The point isn't just the bonus. It's that the bonus is disproportionate. Chain three things and you don't get 3x the reward - you get 6x, or 10x, or something that makes you feel briefly like a genius.

That disproportionality is doing a lot of work psychologically.

The Brain Likes Patterns More Than Rewards

Here's the thing: if you offered someone a flat score of 500 points, or the chance to earn 500 points through a tricky combo, most people find the combo more satisfying - even if the outcome is identical. The act of constructing the sequence matters.

There's something in how our brains respond to recognised patterns. Spotting an opportunity and executing on it feels different from passively receiving a reward. It activates something that feels more like skill than luck. And we're very motivated by feeling skilled.

Tangentially: I think this is why people get so into spreadsheets. Not the data - the elegant formula that makes the data behave. Anyway.

Speed Changes Everything

Combos only really sing under time pressure. Do them slowly and they lose their charge. It's the speed of execution - the rapid chaining - that creates the feeling of flow.

This is why time pressure in game design is such a powerful tool. It doesn't just make things harder. It transforms what a combo is. A leisurely sequence of correct moves isn't a combo. A frantic one is.

Speed also introduces error. And that error risk is what makes the payoff feel earned rather than handed over.

How Swipeloot Uses This

I built Swipeloot partly with this mechanic in mind. Items float across the screen during 60-second rounds, and the obvious approach is to swipe each treasure individually as it appears. Fine. Functional. A bit boring.

But if you keep your finger moving in one continuous arc through multiple treasures, the scoring multiplies: the second item is worth double, the third triple, and so on. It's a simple system, but the behaviour it produces is genuinely interesting to watch.

Players start out tapping frantically. Then they slow down - just slightly - to position for longer swipes. Then they start reading the screen differently, tracking spawn patterns, setting up chains before the items even arrive.

Look, I didn't invent this mechanic. But I think it works particularly well on a touchscreen, where the physical gesture of drawing a line through multiple objects has a satisfying physicality that clicking never quite achieves.

The Risk That Makes It Worth It

Of course, traps exist. And in Swipeloot, some of them look almost identical to treasures - particularly in later rounds when items are spawning faster and your health is draining. Swipe through a skull thinking it's a pearl and your combo turns against you.

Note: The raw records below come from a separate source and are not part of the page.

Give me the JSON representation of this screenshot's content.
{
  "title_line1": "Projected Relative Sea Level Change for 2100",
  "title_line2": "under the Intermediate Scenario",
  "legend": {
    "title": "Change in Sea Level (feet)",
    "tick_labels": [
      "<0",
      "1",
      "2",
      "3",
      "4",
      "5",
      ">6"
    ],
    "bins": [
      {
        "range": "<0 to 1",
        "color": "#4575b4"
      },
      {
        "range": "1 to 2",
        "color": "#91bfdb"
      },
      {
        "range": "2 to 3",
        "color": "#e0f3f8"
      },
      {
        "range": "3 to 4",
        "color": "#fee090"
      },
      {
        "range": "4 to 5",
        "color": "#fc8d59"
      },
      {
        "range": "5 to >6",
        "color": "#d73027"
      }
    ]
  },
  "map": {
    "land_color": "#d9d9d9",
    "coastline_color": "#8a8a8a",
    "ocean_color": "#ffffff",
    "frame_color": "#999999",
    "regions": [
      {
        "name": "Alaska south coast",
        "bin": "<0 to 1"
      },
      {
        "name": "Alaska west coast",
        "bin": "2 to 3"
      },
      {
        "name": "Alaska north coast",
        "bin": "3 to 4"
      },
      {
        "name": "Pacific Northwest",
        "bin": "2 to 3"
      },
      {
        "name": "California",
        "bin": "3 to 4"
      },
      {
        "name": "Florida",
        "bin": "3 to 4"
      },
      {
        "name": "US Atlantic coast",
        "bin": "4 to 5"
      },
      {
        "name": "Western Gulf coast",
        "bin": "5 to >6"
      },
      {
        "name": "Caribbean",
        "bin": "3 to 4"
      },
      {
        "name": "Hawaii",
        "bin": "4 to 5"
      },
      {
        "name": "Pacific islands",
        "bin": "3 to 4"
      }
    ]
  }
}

That's the tension that makes combo mechanics feel like something rather than nothing. If every item were safe to swipe, the chain would be pure reward with no decision-making. Boring. The traps mean every combo is a small gamble - which is exactly why fake-outs work so well on us.

I've got about forty browser tabs open right now covering various game balance topics, and one of them is specifically about trap deceptiveness ratings. The short version: a trap that's too obvious gets ignored. A trap that's too sneaky feels unfair. The sweet spot is a trap that you feel responsible for falling for. That's the one that keeps you playing.

Combos and traps are two sides of the same design coin. The combo makes you feel clever. The trap makes you feel accountable. Together, they create a game that feels like it's responding to you rather than just running on a timer.

Which, when you think about it, is a lot more satisfying than loading the dishwasher.